I've started rereading Dickens's Our Mutual Friend (which is wonderful) because, as I was rereading Hardy's Far from the Madding Crowd (also wonderful), I was struck by two sets of character resemblances: D's Bella Wilfer and H's Bathsheba Everdene (both of them adorable, charming, difficult, obnoxious, capricious, clever, and ignorant) and D's Bradley Headstone and H's Farmer Boldwood (both of them repressed, passionate, obsessive, manipulative, and doomed). Originally I'd been intending to write about Hardy's depiction of the countryside and its people and not to write about Dickens at all, but I can see that, once again, my books are starting to slap me around.

In the meantime, last week I ordered the only bio of Elizabeth Barrett Browning I could get my hands on--Rosalie Mander's slim Mrs. Browning: The Story of Elizabeth Barrett. Now I've started reading it, and thus far it is very annoying, mostly because as soon as the author says something interesting she drops the subject, leaving me to complain, "Hey, wait a minute! I want to know more about that!" For example, this is the opening paragraph of the biography:

Hope End, the house in sight of the Malvern Hills where Elizabeth was brought up, was in complete contrast to the character of her father who had had it built. Edward Barrett Moulton-Barrett was an austere man with puritanical standards, while Hope End looked like a "Kubla Khan" pleasure dome. It had minarets in concrete, turrets in cast iron, and a vast glass dome over the central hall where there was an organ, rich furnishings and stained glass in the windows.

And that's the last we hear about the contrast between stiff, proper Mr. Barrett and his crazy house. What could be more aggravating?

Moreover, the author is prone to both peculiar generalizations and prissy diction:

That Elizabeth with her intelligence and independence of mind should have submitted for so long to the doctrine of paternal omnipotence is surprising to a later generation, but it must be remembered that she was very fond of Papa and that she had the innocence often found in intellectuals.

So far I'm only up to page 10; and as you can see, I'm already maddened.

4 comments:

Sarah McQuaid said...
This comment has been removed by the author.
Sarah McQuaid said...

Sarah McQuaid said...
I'm maddened too! If you do eventually find out more about Mr Barrett and his Kubla Khan dome, please let us know.

charlotte gordon said...

I really like when you tell us what you don't like.

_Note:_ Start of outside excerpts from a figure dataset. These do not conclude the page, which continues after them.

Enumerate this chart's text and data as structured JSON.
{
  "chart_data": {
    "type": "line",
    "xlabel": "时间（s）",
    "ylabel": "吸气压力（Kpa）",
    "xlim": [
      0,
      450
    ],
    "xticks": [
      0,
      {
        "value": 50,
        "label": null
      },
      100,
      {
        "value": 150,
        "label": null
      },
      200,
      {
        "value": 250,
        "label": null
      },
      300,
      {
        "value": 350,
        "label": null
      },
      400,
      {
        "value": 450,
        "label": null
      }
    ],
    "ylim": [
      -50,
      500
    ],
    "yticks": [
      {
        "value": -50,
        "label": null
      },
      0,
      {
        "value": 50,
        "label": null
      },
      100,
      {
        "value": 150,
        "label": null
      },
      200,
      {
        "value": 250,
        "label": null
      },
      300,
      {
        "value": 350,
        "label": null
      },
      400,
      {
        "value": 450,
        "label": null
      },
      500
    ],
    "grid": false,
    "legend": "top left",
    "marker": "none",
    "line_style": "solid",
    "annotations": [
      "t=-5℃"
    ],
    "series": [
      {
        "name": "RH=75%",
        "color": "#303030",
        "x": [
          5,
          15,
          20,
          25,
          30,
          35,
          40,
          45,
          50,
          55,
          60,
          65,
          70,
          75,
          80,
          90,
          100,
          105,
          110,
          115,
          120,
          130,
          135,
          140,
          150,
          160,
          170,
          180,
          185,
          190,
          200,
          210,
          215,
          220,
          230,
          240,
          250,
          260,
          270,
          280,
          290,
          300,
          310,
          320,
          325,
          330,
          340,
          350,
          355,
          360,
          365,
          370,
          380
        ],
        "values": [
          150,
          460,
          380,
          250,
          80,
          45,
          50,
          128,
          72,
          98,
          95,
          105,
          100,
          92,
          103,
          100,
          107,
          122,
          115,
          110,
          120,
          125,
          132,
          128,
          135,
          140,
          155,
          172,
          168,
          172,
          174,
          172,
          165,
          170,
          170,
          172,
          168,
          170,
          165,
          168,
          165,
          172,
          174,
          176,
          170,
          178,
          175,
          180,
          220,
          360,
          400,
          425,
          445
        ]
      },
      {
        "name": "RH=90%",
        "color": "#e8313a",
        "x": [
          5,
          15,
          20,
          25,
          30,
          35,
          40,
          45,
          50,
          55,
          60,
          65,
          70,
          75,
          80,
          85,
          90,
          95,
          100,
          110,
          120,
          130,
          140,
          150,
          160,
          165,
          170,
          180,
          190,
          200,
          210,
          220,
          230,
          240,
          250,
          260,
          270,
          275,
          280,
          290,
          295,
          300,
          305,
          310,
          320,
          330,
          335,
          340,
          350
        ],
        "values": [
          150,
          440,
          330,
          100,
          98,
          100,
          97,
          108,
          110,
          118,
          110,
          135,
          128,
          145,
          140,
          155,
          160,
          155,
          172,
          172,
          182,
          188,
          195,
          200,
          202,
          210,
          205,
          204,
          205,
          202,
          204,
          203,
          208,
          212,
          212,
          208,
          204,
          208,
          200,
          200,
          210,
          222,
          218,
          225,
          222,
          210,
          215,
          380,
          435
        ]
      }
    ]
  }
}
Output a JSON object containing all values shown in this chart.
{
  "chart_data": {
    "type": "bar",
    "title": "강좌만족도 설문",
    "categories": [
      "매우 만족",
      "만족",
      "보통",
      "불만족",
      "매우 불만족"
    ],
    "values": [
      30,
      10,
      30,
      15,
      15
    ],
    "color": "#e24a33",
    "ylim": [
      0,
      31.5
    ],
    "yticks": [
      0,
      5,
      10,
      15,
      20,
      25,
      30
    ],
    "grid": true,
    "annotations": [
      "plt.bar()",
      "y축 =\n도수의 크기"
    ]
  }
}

It helps me have the courage to write more about what interests me even though I am so worried about slowing the story down. Maybe that biographer got overwhelmed. But I have to say I am thrilled that she is a drag. Published in 2002, you said?
Also, I love shoe horned. This is true of Brooks, as well.

Dawn Potter said...

Published in 1980. Time for you to write a new one, Charlotte. Elizabeth needs you.